There are two steps that will follow. First, local governments will audit steel operations, which will require mills to submit forms that detail equipment, capacity and production levels, as well as any capital investments from 2015 to September 2019. The SASAC will do the same for national steel companies. The submission deadline for the audit forms is Nov. 29. While the public announcement of the audit was only made this week, mills were informed as early as Nov. 4. Next, the NDRC, MIIT, the NBS and CISA will conduct spot checks to confirm the results of the audit. The timing of these spot checks has not yet been communicated.
Action on Capacity May be Needed to Prevent a New Crisis
Although the steel capacity probe focuses on confirming the historical and current real capacity in China, we expect it will also serve to progress steel industry reforms. We have discussed the transition in industry reforms in a previous Special Feature, ‘Where next for Chinese steel industry reforms?’ and we believe the government’s aim is to shift the focus of the industry from quantity to quality.
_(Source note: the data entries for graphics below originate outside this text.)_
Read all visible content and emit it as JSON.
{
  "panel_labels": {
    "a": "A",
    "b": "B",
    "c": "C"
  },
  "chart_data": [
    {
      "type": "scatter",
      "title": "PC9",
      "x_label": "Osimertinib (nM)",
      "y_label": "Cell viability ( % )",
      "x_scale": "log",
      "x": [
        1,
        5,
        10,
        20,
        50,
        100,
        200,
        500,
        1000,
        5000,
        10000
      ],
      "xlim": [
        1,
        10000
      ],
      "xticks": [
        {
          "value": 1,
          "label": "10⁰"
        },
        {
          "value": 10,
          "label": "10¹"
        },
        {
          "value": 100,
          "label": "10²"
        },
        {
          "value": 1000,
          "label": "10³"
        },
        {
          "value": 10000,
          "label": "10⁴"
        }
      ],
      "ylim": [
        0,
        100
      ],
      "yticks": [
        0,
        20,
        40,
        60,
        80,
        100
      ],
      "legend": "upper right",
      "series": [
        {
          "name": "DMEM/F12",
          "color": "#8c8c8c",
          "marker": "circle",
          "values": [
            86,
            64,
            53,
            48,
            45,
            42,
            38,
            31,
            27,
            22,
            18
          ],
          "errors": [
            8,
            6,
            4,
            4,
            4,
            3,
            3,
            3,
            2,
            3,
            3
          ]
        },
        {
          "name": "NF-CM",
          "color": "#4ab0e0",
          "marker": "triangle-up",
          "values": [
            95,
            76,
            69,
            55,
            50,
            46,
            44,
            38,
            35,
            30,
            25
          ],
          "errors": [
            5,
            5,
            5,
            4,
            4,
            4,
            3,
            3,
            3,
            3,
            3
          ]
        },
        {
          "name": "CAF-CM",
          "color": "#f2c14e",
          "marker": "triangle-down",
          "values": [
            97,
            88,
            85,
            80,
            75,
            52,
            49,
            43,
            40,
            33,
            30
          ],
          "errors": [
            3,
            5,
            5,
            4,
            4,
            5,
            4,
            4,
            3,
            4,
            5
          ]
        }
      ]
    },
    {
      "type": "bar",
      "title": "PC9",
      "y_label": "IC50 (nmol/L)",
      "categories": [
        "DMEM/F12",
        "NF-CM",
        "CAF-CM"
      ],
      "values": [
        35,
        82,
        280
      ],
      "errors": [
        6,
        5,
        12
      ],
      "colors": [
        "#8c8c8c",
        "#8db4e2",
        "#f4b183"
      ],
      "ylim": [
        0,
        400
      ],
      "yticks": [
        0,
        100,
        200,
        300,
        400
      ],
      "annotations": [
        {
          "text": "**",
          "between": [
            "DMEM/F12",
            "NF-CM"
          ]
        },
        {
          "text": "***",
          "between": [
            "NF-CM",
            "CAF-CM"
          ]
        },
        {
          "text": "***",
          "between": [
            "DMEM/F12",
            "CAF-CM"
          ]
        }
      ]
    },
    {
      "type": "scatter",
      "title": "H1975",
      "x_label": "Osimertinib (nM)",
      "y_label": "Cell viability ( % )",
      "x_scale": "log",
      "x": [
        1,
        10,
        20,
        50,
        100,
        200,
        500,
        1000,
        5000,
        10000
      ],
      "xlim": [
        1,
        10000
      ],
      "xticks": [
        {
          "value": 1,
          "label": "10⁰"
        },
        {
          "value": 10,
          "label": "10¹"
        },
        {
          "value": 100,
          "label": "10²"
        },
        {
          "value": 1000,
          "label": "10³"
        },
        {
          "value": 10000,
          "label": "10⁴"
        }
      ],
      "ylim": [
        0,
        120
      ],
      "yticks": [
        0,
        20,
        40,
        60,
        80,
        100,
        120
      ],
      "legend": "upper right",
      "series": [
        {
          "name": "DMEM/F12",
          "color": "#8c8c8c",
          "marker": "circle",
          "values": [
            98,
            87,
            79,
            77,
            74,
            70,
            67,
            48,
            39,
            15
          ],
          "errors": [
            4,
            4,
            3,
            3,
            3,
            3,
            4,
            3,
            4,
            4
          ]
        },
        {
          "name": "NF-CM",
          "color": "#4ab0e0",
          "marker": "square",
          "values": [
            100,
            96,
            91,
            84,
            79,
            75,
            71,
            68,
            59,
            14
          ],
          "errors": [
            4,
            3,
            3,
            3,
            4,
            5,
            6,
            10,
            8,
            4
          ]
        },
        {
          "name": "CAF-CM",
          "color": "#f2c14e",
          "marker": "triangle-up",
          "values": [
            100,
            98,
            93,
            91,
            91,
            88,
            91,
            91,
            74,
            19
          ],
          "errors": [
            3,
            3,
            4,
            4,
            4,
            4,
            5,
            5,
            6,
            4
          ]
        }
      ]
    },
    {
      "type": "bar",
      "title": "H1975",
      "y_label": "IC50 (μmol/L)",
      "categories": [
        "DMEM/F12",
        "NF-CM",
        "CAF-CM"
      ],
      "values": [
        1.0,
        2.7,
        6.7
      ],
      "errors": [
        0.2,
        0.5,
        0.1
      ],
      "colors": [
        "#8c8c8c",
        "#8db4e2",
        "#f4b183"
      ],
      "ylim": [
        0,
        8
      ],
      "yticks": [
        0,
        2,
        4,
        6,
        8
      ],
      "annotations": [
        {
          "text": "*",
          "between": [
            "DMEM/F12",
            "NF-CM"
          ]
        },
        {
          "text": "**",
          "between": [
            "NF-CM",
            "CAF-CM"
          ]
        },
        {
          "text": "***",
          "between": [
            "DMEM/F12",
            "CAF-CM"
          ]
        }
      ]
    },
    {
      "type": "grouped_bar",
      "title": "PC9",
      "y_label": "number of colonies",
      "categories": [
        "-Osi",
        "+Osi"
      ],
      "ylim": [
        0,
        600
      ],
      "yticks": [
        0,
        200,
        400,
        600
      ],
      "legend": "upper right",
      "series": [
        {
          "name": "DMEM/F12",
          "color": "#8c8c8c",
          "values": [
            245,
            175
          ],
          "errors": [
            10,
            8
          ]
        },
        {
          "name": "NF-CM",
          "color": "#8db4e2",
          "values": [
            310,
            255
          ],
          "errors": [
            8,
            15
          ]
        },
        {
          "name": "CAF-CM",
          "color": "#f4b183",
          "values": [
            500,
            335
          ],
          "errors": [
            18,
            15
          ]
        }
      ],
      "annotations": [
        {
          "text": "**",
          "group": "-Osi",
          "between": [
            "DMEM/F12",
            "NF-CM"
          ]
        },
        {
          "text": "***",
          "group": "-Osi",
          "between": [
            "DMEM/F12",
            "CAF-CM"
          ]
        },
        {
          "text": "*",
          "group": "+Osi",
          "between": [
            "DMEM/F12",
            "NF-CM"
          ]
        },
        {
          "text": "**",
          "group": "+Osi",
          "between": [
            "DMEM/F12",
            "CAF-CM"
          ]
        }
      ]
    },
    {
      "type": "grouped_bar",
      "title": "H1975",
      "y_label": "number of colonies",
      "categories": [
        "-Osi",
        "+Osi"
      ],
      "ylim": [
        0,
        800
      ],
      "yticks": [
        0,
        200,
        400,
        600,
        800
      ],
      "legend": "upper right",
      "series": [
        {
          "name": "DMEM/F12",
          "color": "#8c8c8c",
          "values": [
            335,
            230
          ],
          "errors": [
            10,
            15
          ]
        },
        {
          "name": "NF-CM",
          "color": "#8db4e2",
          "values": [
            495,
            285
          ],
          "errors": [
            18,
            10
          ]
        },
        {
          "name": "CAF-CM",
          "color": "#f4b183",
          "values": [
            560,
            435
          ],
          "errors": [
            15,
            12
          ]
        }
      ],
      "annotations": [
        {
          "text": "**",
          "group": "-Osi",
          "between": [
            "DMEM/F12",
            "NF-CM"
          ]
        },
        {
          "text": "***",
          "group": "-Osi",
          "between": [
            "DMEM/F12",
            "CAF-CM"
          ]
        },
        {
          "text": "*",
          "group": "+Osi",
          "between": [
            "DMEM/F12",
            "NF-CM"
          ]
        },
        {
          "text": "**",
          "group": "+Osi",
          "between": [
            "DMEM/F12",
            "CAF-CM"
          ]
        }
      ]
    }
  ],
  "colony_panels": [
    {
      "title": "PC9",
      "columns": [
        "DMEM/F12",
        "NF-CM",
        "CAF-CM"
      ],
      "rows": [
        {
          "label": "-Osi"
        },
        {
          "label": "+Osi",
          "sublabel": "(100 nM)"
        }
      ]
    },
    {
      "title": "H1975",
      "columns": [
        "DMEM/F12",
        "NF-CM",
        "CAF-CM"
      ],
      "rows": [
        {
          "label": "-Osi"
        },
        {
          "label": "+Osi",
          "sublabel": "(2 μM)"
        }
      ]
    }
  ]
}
The implementation of this agenda will ultimately be one of optimization over elimination. For example, steel plants have moved from inland to coastal regions. This probe will be aimed at ensuring the government has genuine and detailed data to progress the next steps in this industry reform.
In terms of the near-term dynamics, if the probe finds there have been capacity expansions beyond that expected and allowable by the reforms implemented to date, it is highly probable that orders to close or restrict output is an outcome. More restrictive controls on further capacity expansion would also be needed to ensure a repeat does not occur and to prevent the restart of any restrictions that may be put in place. While this is by no means certain, such orders would lift utilization of operating capacity and tighten the market from a loose position today. This would then be supportive of a recovery in domestic steel margins if sufficient supply was curbed by the orders. However, because the government is taking this action on a reasonably rapid timescale suggests that capacity may have expanded more than we have estimated. If this is the case, there is a risk that the Chinese steel market could be weaker in the near term than we have forecast. Depending on the significance of surplus supply, this could lead to a crisis developing as the effects of recent stimulus measures are already beginning to fade, leading to softer steel demand. Thus, timely measures by the government would be important to prevent this occurring. This not only has implications for the domestic market but would lead to greater steel exports from the country, particularly if recent cost disadvantages unwind.
We will continue to evaluate the outcome of the probe and assess how this impacts our forecasts for steel prices and margins.